Ibnu Abbas r.a., ia adalah pribadi yang istimewa. Sejak kecil ia sudah sering bersama Rasul Saw. Ketika ia masih belia, pernah suatu saat di akhir malam ia sholat di belakang Nabi Saw. Lalu Nabi Saw menarik tangannya agar berdiri di dekatnya. Tapi setelah Nabi Saw kembali khusyuk dalam sholatnya, ia kembali mundur ke belakang. Usai sholat, Nabi Saw bertanya kepadanya, “Mengapa engkau mundur padahal aku menyuruhmu berdiri di dekatku?” “Apakah patut seseorang sholat di dekatmu, sementara engkau adalah Rasulullah yang mulia?”, jawab Ibnu Abbas r.a.

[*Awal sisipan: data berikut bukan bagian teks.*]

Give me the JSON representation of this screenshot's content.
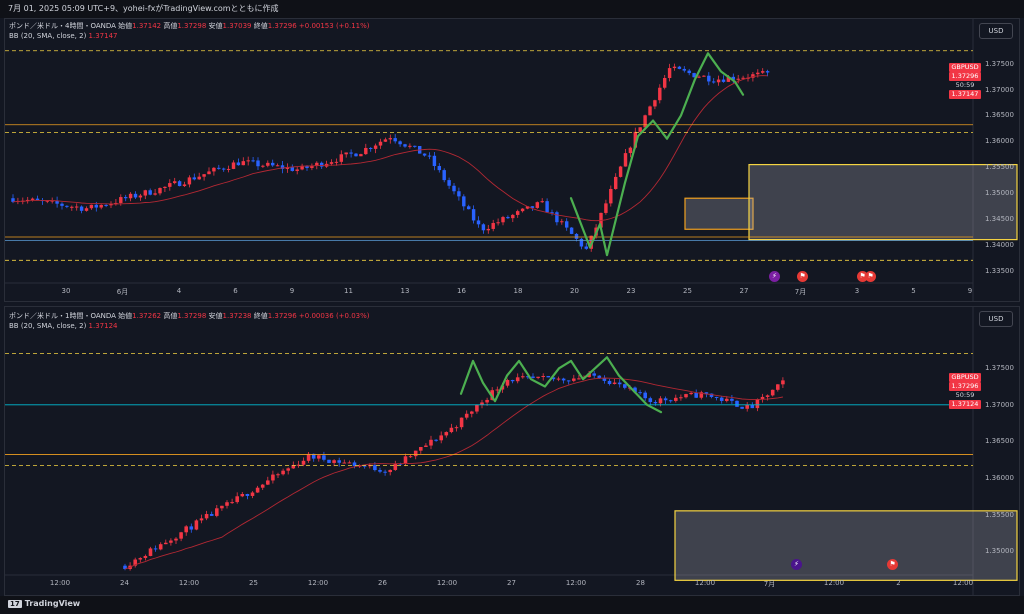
{
  "header": {
    "text": "7月 01, 2025 05:09 UTC+9、yohei-fxがTradingView.comとともに作成"
  },
  "footer": {
    "logo_mark": "17",
    "logo_text": "TradingView"
  },
  "colors": {
    "up": "#f23645",
    "down": "#2962ff",
    "ma": "#b22833",
    "band_orange": "#f0a020",
    "zone_yellow": "#f5d442",
    "wave_green": "#4caf50",
    "cyan": "#00bcd4"
  },
  "panes": [
    {
      "legend": {
        "symbol": "ポンド／米ドル・4時間・OANDA",
        "o_label": "始値",
        "o": "1.37142",
        "h_label": "高値",
        "h": "1.37298",
        "l_label": "安値",
        "l": "1.37039",
        "c_label": "終値",
        "c": "1.37296",
        "chg": "+0.00153 (+0.11%)",
        "bb_label": "BB (20, SMA, close, 2)",
        "bb_value": "1.37147"
      },
      "currency": "USD",
      "yticks": [
        "1.37500",
        "1.37000",
        "1.36500",
        "1.36000",
        "1.35500",
        "1.35000",
        "1.34500",
        "1.34000",
        "1.33500"
      ],
      "xticks": [
        "30",
        "6月",
        "4",
        "6",
        "9",
        "11",
        "13",
        "16",
        "18",
        "20",
        "23",
        "25",
        "27",
        "7月",
        "3",
        "5",
        "9"
      ],
      "tags": {
        "symbol": "GBPUSD",
        "price": "1.37296",
        "countdown": "50:59",
        "bb": "1.37147"
      },
      "chart_data": {
        "type": "candlestick",
        "ylim": [
          1.333,
          1.379
        ],
        "levels": [
          1.3775,
          1.3632,
          1.3617,
          1.3415,
          1.3408,
          1.337
        ],
        "zones": [
          [
            1.343,
            1.349
          ],
          [
            1.341,
            1.3555
          ]
        ]
      }
    },
    {
      "legend": {
        "symbol": "ポンド／米ドル・1時間・OANDA",
        "o_label": "始値",
        "o": "1.37262",
        "h_label": "高値",
        "h": "1.37298",
        "l_label": "安値",
        "l": "1.37238",
        "c_label": "終値",
        "c": "1.37296",
        "chg": "+0.00036 (+0.03%)",
        "bb_label": "BB (20, SMA, close, 2)",
        "bb_value": "1.37124"
      },
      "currency": "USD",
      "yticks": [
        "1.37500",
        "1.37000",
        "1.36500",
        "1.36000",
        "1.35500",
        "1.35000"
      ],
      "xticks": [
        "12:00",
        "24",
        "12:00",
        "25",
        "12:00",
        "26",
        "12:00",
        "27",
        "12:00",
        "28",
        "12:00",
        "7月",
        "12:00",
        "2",
        "12:00"
      ],
      "tags": {
        "symbol": "GBPUSD",
        "price": "1.37296",
        "countdown": "50:59",
        "bb": "1.37124"
      },
      "chart_data": {
        "type": "candlestick",
        "ylim": [
          1.347,
          1.379
        ],
        "levels": [
          1.377,
          1.37,
          1.3632,
          1.3617
        ],
        "zones": [
          [
            1.346,
            1.3555
          ]
        ]
      }
    }
  ]
}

Nabi Saw kagum dan takjub dengan jawaban Ibnu Abbas r.a. Lalu dengan tulus Nabi Saw berdo’a kepada Allah, “Ya Allah, berilah ia pemahaman yang dalam tentang agama dan ajarilah ia takwil”. Bila Nabi Saw telah berdo’a meminta kebaikan untuk seorang hamba, adakah yang lebih membahagiakan dari pada hal itu? Aduhai, sungguh beruntung Ibnu Abbas r.a.

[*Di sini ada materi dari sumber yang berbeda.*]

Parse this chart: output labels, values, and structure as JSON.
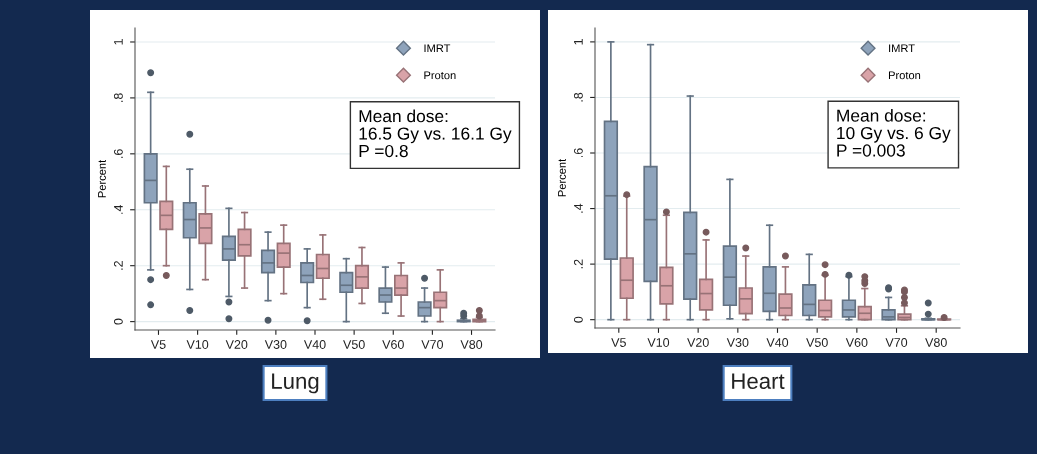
{
  "chart_data": [
    {
      "type": "box",
      "title": "Lung",
      "ylabel": "Percent",
      "categories": [
        "V5",
        "V10",
        "V20",
        "V30",
        "V40",
        "V50",
        "V60",
        "V70",
        "V80"
      ],
      "ylim": [
        -0.03,
        1.05
      ],
      "yticks": [
        0,
        {
          "value": 0.2,
          "label": ".2"
        },
        {
          "value": 0.4,
          "label": ".4"
        },
        {
          "value": 0.6,
          "label": ".6"
        },
        {
          "value": 0.8,
          "label": ".8"
        },
        1
      ],
      "grid": "y",
      "legend": "top right",
      "annotations": [
        "Mean dose:\n16.5 Gy vs. 16.1 Gy\nP =0.8"
      ],
      "series": [
        {
          "name": "IMRT",
          "color": "#8ea3bb",
          "boxes": [
            {
              "low": 0.185,
              "q1": 0.425,
              "median": 0.505,
              "q3": 0.6,
              "high": 0.82,
              "outliers": [
                0.15,
                0.06,
                0.89
              ]
            },
            {
              "low": 0.115,
              "q1": 0.3,
              "median": 0.365,
              "q3": 0.425,
              "high": 0.545,
              "outliers": [
                0.04,
                0.67
              ]
            },
            {
              "low": 0.09,
              "q1": 0.22,
              "median": 0.26,
              "q3": 0.305,
              "high": 0.405,
              "outliers": [
                0.07,
                0.01
              ]
            },
            {
              "low": 0.075,
              "q1": 0.175,
              "median": 0.21,
              "q3": 0.255,
              "high": 0.32,
              "outliers": [
                0.005
              ]
            },
            {
              "low": 0.05,
              "q1": 0.14,
              "median": 0.165,
              "q3": 0.21,
              "high": 0.26,
              "outliers": [
                0.003
              ]
            },
            {
              "low": 0.0,
              "q1": 0.105,
              "median": 0.13,
              "q3": 0.175,
              "high": 0.225
            },
            {
              "low": 0.03,
              "q1": 0.07,
              "median": 0.095,
              "q3": 0.12,
              "high": 0.195
            },
            {
              "low": 0.0,
              "q1": 0.02,
              "median": 0.05,
              "q3": 0.07,
              "high": 0.12,
              "outliers": [
                0.155
              ]
            },
            {
              "low": 0.0,
              "q1": 0.0,
              "median": 0.002,
              "q3": 0.005,
              "high": 0.01,
              "outliers": [
                0.02,
                0.03
              ]
            }
          ]
        },
        {
          "name": "Proton",
          "color": "#d9a3a8",
          "boxes": [
            {
              "low": 0.2,
              "q1": 0.33,
              "median": 0.38,
              "q3": 0.43,
              "high": 0.555,
              "outliers": [
                0.165
              ]
            },
            {
              "low": 0.15,
              "q1": 0.28,
              "median": 0.335,
              "q3": 0.385,
              "high": 0.485
            },
            {
              "low": 0.12,
              "q1": 0.235,
              "median": 0.275,
              "q3": 0.33,
              "high": 0.39
            },
            {
              "low": 0.1,
              "q1": 0.195,
              "median": 0.245,
              "q3": 0.28,
              "high": 0.345
            },
            {
              "low": 0.08,
              "q1": 0.155,
              "median": 0.19,
              "q3": 0.24,
              "high": 0.31
            },
            {
              "low": 0.065,
              "q1": 0.12,
              "median": 0.16,
              "q3": 0.2,
              "high": 0.265
            },
            {
              "low": 0.02,
              "q1": 0.095,
              "median": 0.12,
              "q3": 0.165,
              "high": 0.21
            },
            {
              "low": 0.0,
              "q1": 0.05,
              "median": 0.075,
              "q3": 0.105,
              "high": 0.185
            },
            {
              "low": 0.0,
              "q1": 0.0,
              "median": 0.003,
              "q3": 0.008,
              "high": 0.015,
              "outliers": [
                0.02,
                0.04
              ]
            }
          ]
        }
      ]
    },
    {
      "type": "box",
      "title": "Heart",
      "ylabel": "Percent",
      "categories": [
        "V5",
        "V10",
        "V20",
        "V30",
        "V40",
        "V50",
        "V60",
        "V70",
        "V80"
      ],
      "ylim": [
        -0.03,
        1.05
      ],
      "yticks": [
        0,
        {
          "value": 0.2,
          "label": ".2"
        },
        {
          "value": 0.4,
          "label": ".4"
        },
        {
          "value": 0.6,
          "label": ".6"
        },
        {
          "value": 0.8,
          "label": ".8"
        },
        1
      ],
      "grid": "y",
      "legend": "top right",
      "annotations": [
        "Mean dose:\n10 Gy vs. 6 Gy\nP =0.003"
      ],
      "series": [
        {
          "name": "IMRT",
          "color": "#8ea3bb",
          "boxes": [
            {
              "low": 0.0,
              "q1": 0.218,
              "median": 0.446,
              "q3": 0.714,
              "high": 1.0
            },
            {
              "low": 0.0,
              "q1": 0.138,
              "median": 0.36,
              "q3": 0.551,
              "high": 0.99
            },
            {
              "low": 0.0,
              "q1": 0.074,
              "median": 0.237,
              "q3": 0.386,
              "high": 0.805
            },
            {
              "low": 0.003,
              "q1": 0.052,
              "median": 0.153,
              "q3": 0.265,
              "high": 0.505
            },
            {
              "low": 0.0,
              "q1": 0.03,
              "median": 0.095,
              "q3": 0.19,
              "high": 0.34
            },
            {
              "low": 0.0,
              "q1": 0.015,
              "median": 0.055,
              "q3": 0.125,
              "high": 0.235
            },
            {
              "low": 0.0,
              "q1": 0.01,
              "median": 0.035,
              "q3": 0.07,
              "high": 0.155,
              "outliers": [
                0.16
              ]
            },
            {
              "low": 0.0,
              "q1": 0.0,
              "median": 0.01,
              "q3": 0.035,
              "high": 0.08,
              "outliers": [
                0.11,
                0.115
              ]
            },
            {
              "low": 0.0,
              "q1": 0.0,
              "median": 0.0,
              "q3": 0.003,
              "high": 0.005,
              "outliers": [
                0.02,
                0.06
              ]
            }
          ]
        },
        {
          "name": "Proton",
          "color": "#d9a3a8",
          "boxes": [
            {
              "low": 0.0,
              "q1": 0.077,
              "median": 0.142,
              "q3": 0.222,
              "high": 0.445,
              "outliers": [
                0.45
              ]
            },
            {
              "low": 0.0,
              "q1": 0.057,
              "median": 0.122,
              "q3": 0.188,
              "high": 0.376,
              "outliers": [
                0.388
              ]
            },
            {
              "low": 0.0,
              "q1": 0.035,
              "median": 0.094,
              "q3": 0.145,
              "high": 0.287,
              "outliers": [
                0.315
              ]
            },
            {
              "low": 0.0,
              "q1": 0.022,
              "median": 0.075,
              "q3": 0.114,
              "high": 0.229,
              "outliers": [
                0.258
              ]
            },
            {
              "low": 0.0,
              "q1": 0.015,
              "median": 0.042,
              "q3": 0.092,
              "high": 0.19,
              "outliers": [
                0.229
              ]
            },
            {
              "low": 0.0,
              "q1": 0.01,
              "median": 0.033,
              "q3": 0.07,
              "high": 0.16,
              "outliers": [
                0.163,
                0.198
              ]
            },
            {
              "low": 0.0,
              "q1": 0.0,
              "median": 0.023,
              "q3": 0.047,
              "high": 0.112,
              "outliers": [
                0.13,
                0.14,
                0.155
              ]
            },
            {
              "low": 0.0,
              "q1": 0.0,
              "median": 0.008,
              "q3": 0.02,
              "high": 0.05,
              "outliers": [
                0.06,
                0.08,
                0.1,
                0.107
              ]
            },
            {
              "low": 0.0,
              "q1": 0.0,
              "median": 0.0,
              "q3": 0.002,
              "high": 0.003,
              "outliers": [
                0.008
              ]
            }
          ]
        }
      ]
    }
  ]
}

Setelah do’a Sang Nabi terucap, seakan-akan setelah hari itu kecerdasan hanyalah milik Ibnu Abbas. Ia menjadi ukuran kecerdasan di antara anak-anak seusianya. Tidak, lebih dari itu. Orang-orang dewasa pun menjadikan ia sebagai marja’ (rujukan). Pernah suatu ketika, ‘Umar bin Khaththab r.a. mengajak Ibnu Abbas r.a. ke sebuah majelis yang dihadiri orang-orang dewasa. “Mengapa anak kecil ini engkau bawa kemari wahai umar?”, kata salah seorang di dalam majelis tersebut. Bukannya menjawab pertanyaan tersebut, Umar malah menyampaikan firman Allah, “Apabila telah datang pertolongan Allah dan kemenangan, dan kamu lihat manusia masuk agama Allah dengan berbondong-bondong, maka bertasbihlah dengan memuji Tuhanmu dan mohonlah ampun kepada-Nya. Sesungguhnya Dia adalah Maha Penerima taubat.” (QS. An Nashr: 1-3). “Bagaimana penafsiran ayat ini menurut kalian?”, tanya Umar.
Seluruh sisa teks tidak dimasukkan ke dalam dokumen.